AXA, Mitsubishi, Samsung weigh life insurance entry

Image
Freny Patel Mumbai
Last Updated : Feb 06 2013 | 5:15 PM IST
There has been a strong revival of interest by global insurance majors to set up life insurance venture in India. AXA, Mitsubishi and Samsung have sent feelers in the Indian market, and made enquiries with the regulator, the Insurance Regulatory and Development Authority (Irda).
 
"We expect a few more applications in life insurance as the market is seen to be expanding and players realise that they do not need to take on the state mammoth, the Life Insurance Insurance Corporation of India (LIC)," C S Rao, chairman, Irda, said.
 
The life insurance industry has witnessed growth rates in excess of 65 per cent during the current fiscal. Life insurance premium in the first six months rose to Rs 8,425 crore as per Irda's figures.
 
The US-based Principal has also applied to the Irda for a licence to set up a life insurance entity in India. Samsung has obtained a licence from the regulator to set up a liaison office in Mumbai, as it hunts for a joint venture partner.
 
The Irda has not received any interest from reinsurance companies or global non-life players.
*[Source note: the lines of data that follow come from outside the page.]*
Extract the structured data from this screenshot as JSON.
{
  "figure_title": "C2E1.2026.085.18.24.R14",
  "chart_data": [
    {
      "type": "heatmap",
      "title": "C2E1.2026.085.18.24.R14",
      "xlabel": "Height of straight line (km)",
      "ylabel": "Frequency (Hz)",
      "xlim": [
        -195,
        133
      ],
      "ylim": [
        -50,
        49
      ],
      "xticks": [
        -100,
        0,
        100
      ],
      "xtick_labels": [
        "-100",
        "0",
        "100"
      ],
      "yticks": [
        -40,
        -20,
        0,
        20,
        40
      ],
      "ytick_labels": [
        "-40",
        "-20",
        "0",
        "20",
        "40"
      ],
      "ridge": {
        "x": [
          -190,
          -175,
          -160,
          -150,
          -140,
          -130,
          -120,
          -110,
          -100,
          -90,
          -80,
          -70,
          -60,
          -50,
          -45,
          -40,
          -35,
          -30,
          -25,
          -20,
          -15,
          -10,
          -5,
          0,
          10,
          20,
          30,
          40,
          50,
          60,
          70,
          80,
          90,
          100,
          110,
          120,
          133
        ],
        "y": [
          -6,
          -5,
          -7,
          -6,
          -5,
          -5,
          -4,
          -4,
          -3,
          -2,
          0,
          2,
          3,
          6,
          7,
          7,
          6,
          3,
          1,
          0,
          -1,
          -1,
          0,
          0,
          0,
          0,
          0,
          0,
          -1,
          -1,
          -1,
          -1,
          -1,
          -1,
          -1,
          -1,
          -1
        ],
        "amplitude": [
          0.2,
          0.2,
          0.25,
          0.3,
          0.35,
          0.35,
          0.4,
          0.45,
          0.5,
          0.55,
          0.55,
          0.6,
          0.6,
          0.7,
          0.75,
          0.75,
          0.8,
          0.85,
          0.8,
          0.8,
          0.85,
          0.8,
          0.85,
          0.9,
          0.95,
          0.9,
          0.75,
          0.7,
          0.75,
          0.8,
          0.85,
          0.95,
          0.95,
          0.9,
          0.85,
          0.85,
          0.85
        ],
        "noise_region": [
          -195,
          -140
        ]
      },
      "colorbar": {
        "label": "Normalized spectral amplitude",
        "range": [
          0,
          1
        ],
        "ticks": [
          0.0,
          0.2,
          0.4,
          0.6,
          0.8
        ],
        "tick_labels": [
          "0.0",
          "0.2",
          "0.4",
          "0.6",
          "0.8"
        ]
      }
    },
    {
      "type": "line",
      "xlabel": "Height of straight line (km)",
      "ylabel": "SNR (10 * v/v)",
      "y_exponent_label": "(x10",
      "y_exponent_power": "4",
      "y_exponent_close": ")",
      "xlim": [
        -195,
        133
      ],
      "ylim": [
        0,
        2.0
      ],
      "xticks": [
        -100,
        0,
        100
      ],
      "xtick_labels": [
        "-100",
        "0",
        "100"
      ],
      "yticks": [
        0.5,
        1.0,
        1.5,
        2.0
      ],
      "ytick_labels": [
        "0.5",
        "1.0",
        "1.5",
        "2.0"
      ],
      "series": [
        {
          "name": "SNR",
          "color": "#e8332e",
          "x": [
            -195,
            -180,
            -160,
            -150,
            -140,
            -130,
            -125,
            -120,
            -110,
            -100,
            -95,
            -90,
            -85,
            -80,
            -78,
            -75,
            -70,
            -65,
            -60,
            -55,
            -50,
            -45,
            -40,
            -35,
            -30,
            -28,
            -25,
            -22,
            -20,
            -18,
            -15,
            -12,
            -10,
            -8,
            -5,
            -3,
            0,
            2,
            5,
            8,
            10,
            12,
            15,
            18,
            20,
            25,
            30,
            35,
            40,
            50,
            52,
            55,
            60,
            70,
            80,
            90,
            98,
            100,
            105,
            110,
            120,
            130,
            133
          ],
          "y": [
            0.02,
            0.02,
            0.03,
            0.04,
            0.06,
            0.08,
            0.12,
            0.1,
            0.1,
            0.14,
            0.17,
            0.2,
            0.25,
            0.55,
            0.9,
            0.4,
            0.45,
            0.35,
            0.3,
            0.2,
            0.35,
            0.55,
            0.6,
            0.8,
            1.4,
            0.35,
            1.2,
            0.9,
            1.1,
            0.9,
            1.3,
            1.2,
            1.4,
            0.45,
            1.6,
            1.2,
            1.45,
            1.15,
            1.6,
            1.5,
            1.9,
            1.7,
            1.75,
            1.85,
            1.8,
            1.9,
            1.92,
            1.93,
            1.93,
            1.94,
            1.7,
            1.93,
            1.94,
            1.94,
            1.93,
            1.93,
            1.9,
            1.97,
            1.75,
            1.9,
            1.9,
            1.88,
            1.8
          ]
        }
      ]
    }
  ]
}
Samsung Life Insurance is the largest insurer in South Korea, controlling almost one-third of the Korean market.
 
"Global players are not waiting for a hike in the FDI (foreign direct investment) to 49 per cent," said Rao.
 
The problem today stems on their ability to find good Indian partners having a strong marketing presence, said Rao, following interactions with some global majors.
 
Ability of Indian players to bring in capital is also another problem area, said Rao. A key hurdle many global players face here is the difficulty in finding an Indian entity that is willing to commit capital without expecting any returns for the next 7-8 years, which is seen as the break-even point.
 
Currently, global insurance companies can commence operations in the country only through joint ventures, where the foreign entity can hold a maximum of 26 per cent.
 
This means Indian partners have to shell out 74 per cent of the funds into an entity that has a strong appetite for capital.
 
The Union budget had proposed a hike in FDI to 49 per cent, but with the Left, a key ally of the Central government, opposing the move, FDI remains at current levels.